Foi na Austrália a primeira entrega oficial, via drone, de uma encomenda despachada pelo serviço de entregas do Google. Denominado de Wing, o serviço do Google escolheu a cidade de Canberra para o projeto piloto, que nestes primeiros meses, estará restrito a algumas áreas da cidade (em 100 casas de três bairros) conforme autorização provisória do governo australiano. Os testes começaram em 2014 e levaram quase cinco anos para a obtenção da certificação e da autorização de funcionamento devido aos riscos envolvidos na utilização de “drones de carga”, em áreas residenciais. Além da agilidade nas entregas, dirigentes do Google calculam que, este tipo de serviço, pode gerar uma receita de até R$ 112 milhões/ano para o comércio da Austrália.
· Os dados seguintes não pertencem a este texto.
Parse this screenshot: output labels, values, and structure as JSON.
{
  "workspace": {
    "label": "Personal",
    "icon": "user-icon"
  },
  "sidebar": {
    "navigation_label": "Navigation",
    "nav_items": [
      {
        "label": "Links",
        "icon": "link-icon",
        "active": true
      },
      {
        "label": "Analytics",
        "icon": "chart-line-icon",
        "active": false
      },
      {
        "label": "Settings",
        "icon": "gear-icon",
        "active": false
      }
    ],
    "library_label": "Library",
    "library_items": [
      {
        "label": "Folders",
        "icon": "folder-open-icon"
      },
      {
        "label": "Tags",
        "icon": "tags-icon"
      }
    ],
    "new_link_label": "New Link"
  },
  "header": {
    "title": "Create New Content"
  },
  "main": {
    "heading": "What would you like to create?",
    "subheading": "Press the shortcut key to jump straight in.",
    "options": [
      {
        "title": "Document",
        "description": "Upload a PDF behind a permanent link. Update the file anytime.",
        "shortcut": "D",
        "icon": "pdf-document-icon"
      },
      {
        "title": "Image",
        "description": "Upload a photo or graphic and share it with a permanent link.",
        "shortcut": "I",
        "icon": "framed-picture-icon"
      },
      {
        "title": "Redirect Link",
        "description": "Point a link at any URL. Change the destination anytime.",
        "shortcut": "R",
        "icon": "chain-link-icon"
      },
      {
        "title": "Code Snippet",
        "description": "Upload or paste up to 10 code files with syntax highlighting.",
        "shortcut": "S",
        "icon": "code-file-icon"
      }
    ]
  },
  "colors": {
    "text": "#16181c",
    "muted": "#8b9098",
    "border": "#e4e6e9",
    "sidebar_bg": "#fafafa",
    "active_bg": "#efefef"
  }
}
Pesquisa sobre Telemedicina

Depois que o CFM – Conselho Federal de Medicina publicou e revogou, uma resolução sobre “Telemedicina”, a APM – Associação Paulista de Medicina divulgou uma pesquisa sobre o assunto, realizada em parceria com o “Global Summit Telemedicine & Digital Health”. O levantamento foi feito no mês de março passado, através de 1.614 entrevistas e apresentou uma “radiografia” do tema, a partir da visão dos médicos de São Paulo. No universo pesquisado, “82,6% dos médicos disseram usar tecnologias na assistência aos pacientes e 91,4%, afirmaram que nos hospitais e clinicas onde trabalham, usam tecnologias de telemedicina”. Um dado interessante: “78,7% dos médicos entrevistados são favoráveis ao uso do WhatsApp e outras redes sociais na relação com os pacientes”. Quando a pergunta foi em relação a “consultas a distância”, 54,9% foram contrários, mesmo que a primeira consulta tenha sido presencial. Ou seja, o tema ainda vai gerar muito debate.

III Fórum Ibero-Americano de Defesa Cibernética

No último dia 15 de abril, o ComDCiber – Comando de Defesa Cibernética do Exercito Brasileiro, responsável de defesa cibernética (ambiente da Internet) do Brasil, coordenou em Brasília – DF, o “III Fórum Ibero-Americano de Defesa Cibernética”. Segundo os organizadores “o evento é anual e tem a finalidade de promover a cooperação e integração do setor cibernético, proporcionando conhecimento mútuo acerca da doutrina e da capacidade de defesa cibernética dos países integrantes do fórum”. Estiveram presentes nesta edição, representantes da Argentina, Chile, Colômbia, Espanha, México, Peru, Portugal, Paraguai e Uruguai.

Investimentos

A empresa multinacional Pitchbook (www.pitchbook.com), especializada em dados financeiros em nível mundial, divulgou um relatório sobre os investimentos feitos por empresas de “capital de risco” nos primeiros três meses deste ano. Pelo documento da Pitchboo, dos “US$ 27 bilhões investidos até agora por estas empresas, US$ 8 bilhões foram canalizados para empresas cujo negócio é mobilidade”. Este segmento representou quatro, dos cinco maiores valores investidos. Pela ordem, os maiores investimentos foram nas seguintes empresas: Flexport, o “Uber” dos navios mercantes; Nuro, produtora de um carro sem motorista (autônomo) para entrega de produtos em supermercados; Aurora, produtora de hardware e software para uso por carros autônomos e com o quarto maior investimento, a SpaceX fabricante de foguetes espaciais e bem mais conhecida do público em geral.